The Department of Health and Human Services (HHS) postponed the use of ICD-10 diagnostic codes until October 1, 2014.
The 1-year delay comes in response to complaints by organized medicine about the administrative burden of converting to ICD-10. SFMS, CMA, AMA, and other medical societies told HHS that converting to the more voluminous and complicated set of diagnostic codes could cost medical practices tens of thousands of dollars and interfere with their migration to electronic health records and electronic prescribing.
ICD-10 stands for the International Statistical Classification of Diseases and Related Health Problems, 10th Revision. The Centers for Medicare and Medicaid Services (CMS) mandated the switch from ICD-9 to ICD-10 as part of implementing the Health Insurance Portability and Accountability Act (HIPAA).
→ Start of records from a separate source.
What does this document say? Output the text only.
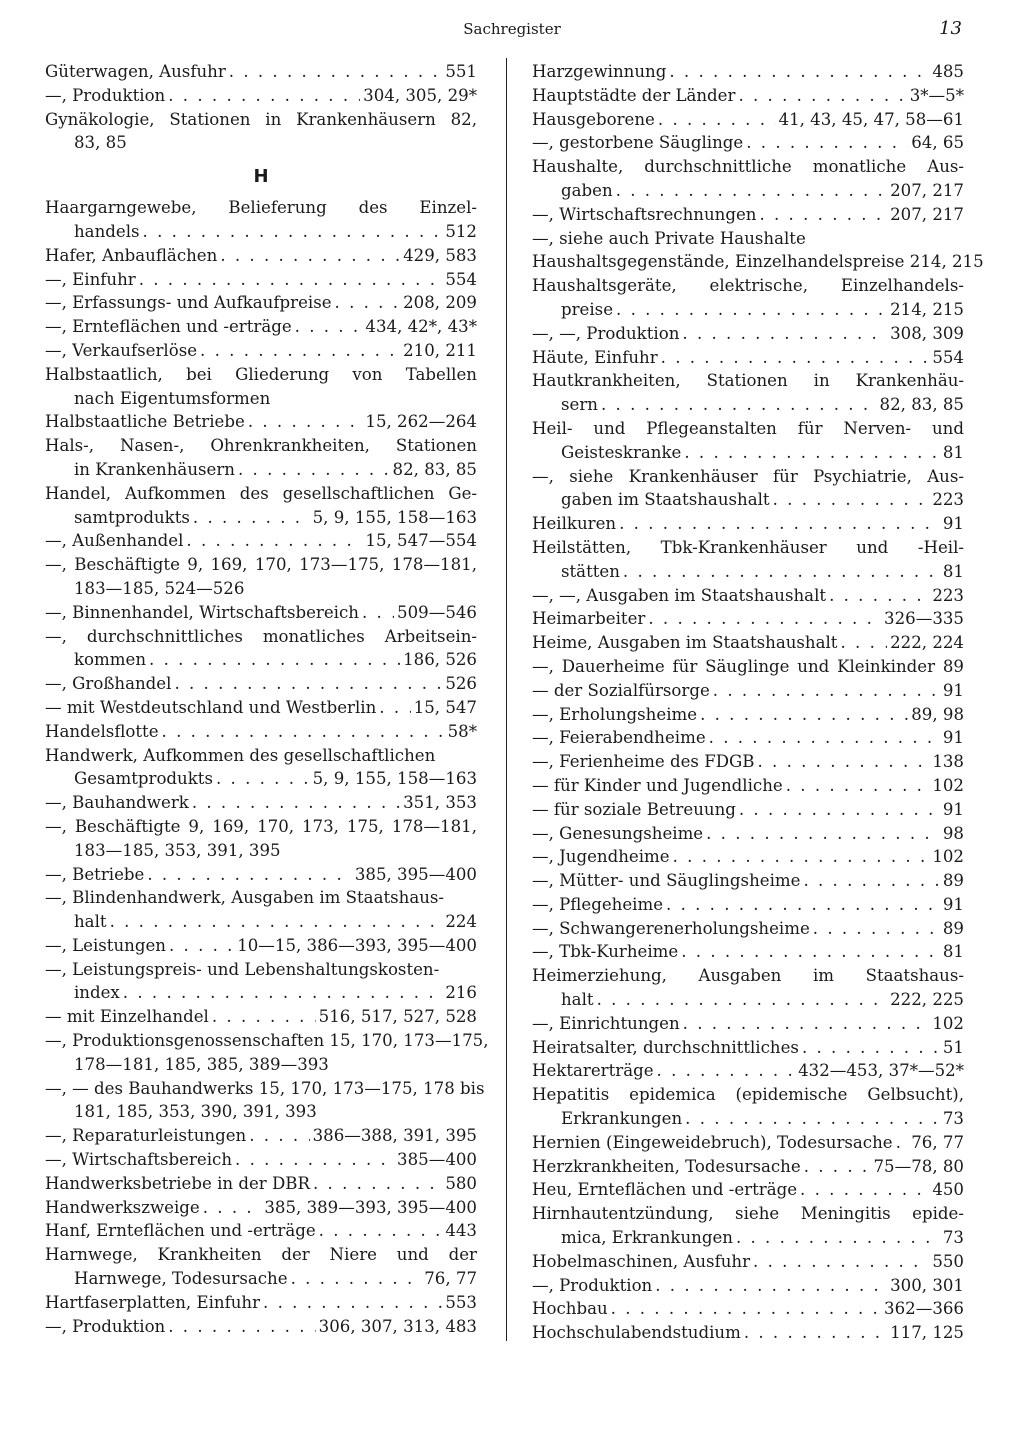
Sachregister	13
Güterwagen, Ausfuhr . . .	551
—, Produktion . . .	304, 305, 29*
Gynäkologie, Stationen in Krankenhäusern 82,
83, 85
H
Haargarngewebe, Belieferung des Einzel-
handels . . .	512
Hafer, Anbauflächen . . .	429, 583
—, Einfuhr . . .	554
—, Erfassungs- und Aufkaufpreise . . .	208, 209
—, Ernteflächen und -erträge . . .	434, 42*, 43*
—, Verkaufserlöse . . .	210, 211
Halbstaatlich, bei Gliederung von Tabellen
nach Eigentumsformen
Halbstaatliche Betriebe . . .	15, 262—264
Hals-, Nasen-, Ohrenkrankheiten, Stationen
in Krankenhäusern . . .	82, 83, 85
Handel, Aufkommen des gesellschaftlichen Ge-
samtprodukts . . .	5, 9, 155, 158—163
—, Außenhandel . . .	15, 547—554
—, Beschäftigte 9, 169, 170, 173—175, 178—181,
183—185, 524—526
—, Binnenhandel, Wirtschaftsbereich . . . 509—546
—, durchschnittliches monatliches Arbeitsein-
kommen . . .	186, 526
—, Großhandel . . .	526
— mit Westdeutschland und Westberlin . . . 15, 547
Handelsflotte . . .	58*
Handwerk, Aufkommen des gesellschaftlichen
Gesamtprodukts . . .	5, 9, 155, 158—163
—, Bauhandwerk . . .	351, 353
—, Beschäftigte 9, 169, 170, 173, 175, 178—181,
183—185, 353, 391, 395
—, Betriebe . . .	385, 395—400
—, Blindenhandwerk, Ausgaben im Staatshaus-
halt . . .	224
—, Leistungen . . .	10—15, 386—393, 395—400
—, Leistungspreis- und Lebenshaltungskosten-
index . . .	216
— mit Einzelhandel . . .	516, 517, 527, 528
—, Produktionsgenossenschaften 15, 170, 173—175,
178—181, 185, 385, 389—393
—, — des Bauhandwerks 15, 170, 173—175, 178 bis
181, 185, 353, 390, 391, 393
—, Reparaturleistungen . . .	386—388, 391, 395
—, Wirtschaftsbereich . . .	385—400
Handwerksbetriebe in der DBR . . .	580
Handwerkszweige . . .	385, 389—393, 395—400
Hanf, Ernteflächen und -erträge . . .	443
Harnwege, Krankheiten der Niere und der
Harnwege, Todesursache . . .	76, 77
Hartfaserplatten, Einfuhr . . .	553
—, Produktion . . .	306, 307, 313, 483
Harzgewinnung . . .	485
Hauptstädte der Länder . . .	3*—5*
Hausgeborene . . .	41, 43, 45, 47, 58—61
—, gestorbene Säuglinge . . .	64, 65
Haushalte, durchschnittliche monatliche Aus-
gaben . . .	207, 217
—, Wirtschaftsrechnungen . . .	207, 217
—, siehe auch Private Haushalte
Haushaltsgegenstände, Einzelhandelspreise 214, 215
Haushaltsgeräte, elektrische, Einzelhandels-
preise . . .	214, 215
—, —, Produktion . . .	308, 309
Häute, Einfuhr . . .	554
Hautkrankheiten, Stationen in Krankenhäu-
sern . . .	82, 83, 85
Heil- und Pflegeanstalten für Nerven- und
Geisteskranke . . .	81
—, siehe Krankenhäuser für Psychiatrie, Aus-
gaben im Staatshaushalt . . .	223
Heilkuren . . .	91
Heilstätten, Tbk-Krankenhäuser und -Heil-
stätten . . .	81
—, —, Ausgaben im Staatshaushalt . . .	223
Heimarbeiter . . .	326—335
Heime, Ausgaben im Staatshaushalt . . .	222, 224
—, Dauerheime für Säuglinge und Kleinkinder 89
— der Sozialfürsorge . . .	91
—, Erholungsheime . . .	89, 98
—, Feierabendheime . . .	91
—, Ferienheime des FDGB . . .	138
— für Kinder und Jugendliche . . .	102
— für soziale Betreuung . . .	91
—, Genesungsheime . . .	98
—, Jugendheime . . .	102
—, Mütter- und Säuglingsheime . . .	89
—, Pflegeheime . . .	91
—, Schwangerenerholungsheime . . .	89
—, Tbk-Kurheime . . .	81
Heimerziehung, Ausgaben im Staatshaus-
halt . . .	222, 225
—, Einrichtungen . . .	102
Heiratsalter, durchschnittliches . . .	51
Hektarerträge . . .	432—453, 37*—52*
Hepatitis epidemica (epidemische Gelbsucht),
Erkrankungen . . .	73
Hernien (Eingeweidebruch), Todesursache . . . 76, 77
Herzkrankheiten, Todesursache . . .	75—78, 80
Heu, Ernteflächen und -erträge . . .	450
Hirnhautentzündung, siehe Meningitis epide-
mica, Erkrankungen . . .	73
Hobelmaschinen, Ausfuhr . . .	550
—, Produktion . . .	300, 301
Hochbau . . .	362—366
Hochschulabendstudium . . .	117, 125
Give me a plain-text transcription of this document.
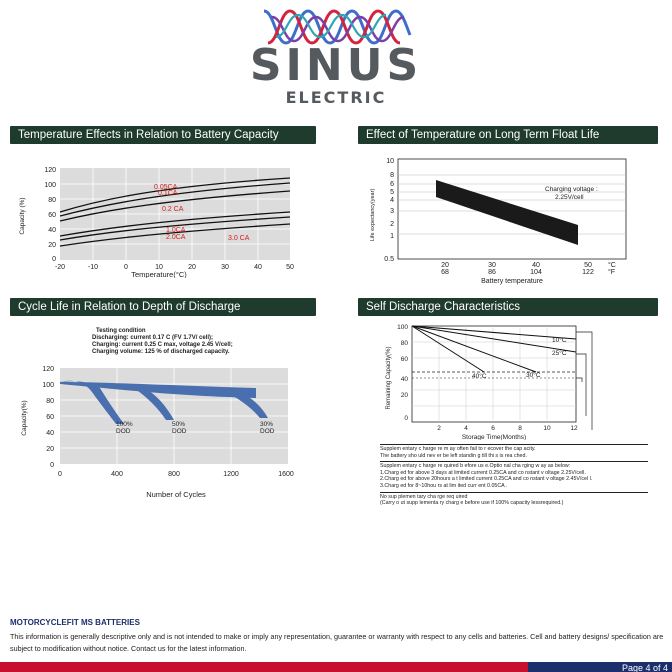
SINUS
ELECTRIC
Temperature Effects in Relation to Battery Capacity
120
100
80
60
40
20
0
-20	-10	0	10	20	30	40	50
Temperature(°C)
Capacity (%)
0.05CA
0.1CA
0.2 CA
1.0CA
2.0CA	3.0 CA
Effect of Temperature on Long Term Float Life
10
8
6
5
4
3
2
1
0.5
20	30	40	50 °C
68	86	104	122 °F
Battery temperature
Life expectancy(year)	Charging voltage : 2.25V/cell
Cycle Life in Relation to Depth of Discharge
Testing condition
Discharging: current 0.17 C (FV 1.7V/ cell);
Charging: current 0.25 C max, voltage 2.45 V/cell;
Charging volume: 125 % of discharged capacity.
120
100
80
60
40
20
0
0	400	800	1200	1600
Number of Cycles
Capacity(%)	100% DOD
50% DOD
30% DOD
Self Discharge Characteristics
100
80
60
40
20
0
2	4	6	8	10	12
Storage Time(Months)
Remaining Capacity(%)
10°C
25°C
40°C	30°C
Supplem entary c harge re m ay often fail to r ecover the cap acity.
The battery sho uld nev er be left standin g till thi s is rea ched.
Supplem entary c harge re quired b efore us e.Optio nal cha rging w ay as below:
1.Charg ed for above 3 days at limited current 0.25CA and co nstant v oltage 2.25V/cell.
2.Charg ed for above 20hours a t limited current 0.25CA and co nstant v oltage 2.45V/cel l.
3.Charg ed for 8~10hou rs at lim ited curr ent 0.05CA .
No sup plemen tary cha rge req uired
(Carry o ut supp lementa ry charg e before use if 100% capacity lessrequired.)
MOTORCYCLEFIT MS BATTERIES
This information is generally descriptive only and is not intended to make or imply any representation, guarantee or warranty with respect to any cells and batteries. Cell and battery designs/ specification are subject to modification without notice. Contact us for the latest information.
Page 4 of 4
HHS considers ICD-9 outdated and imprecise.
ICD-10 contains 68,000 diagnosis codes, which is roughly 5 times the number in ICD-9. The new codes also run to a maximum of 7 characters compared with 5 in the current codes.
HHS also announced establishing a standard format for health plan identifier (HPID) codes that is designed to simplify billing for clinicians and hospitals. Identifiers for health plans now in use differ in format, and that variety invites errors, leading to misrouted transactions, rejected claims, and problems determining patient eligibility, according to HHS. The department estimates that implementing a standard HPID will save the healthcare industry up to $6 billion over the course of 10 years.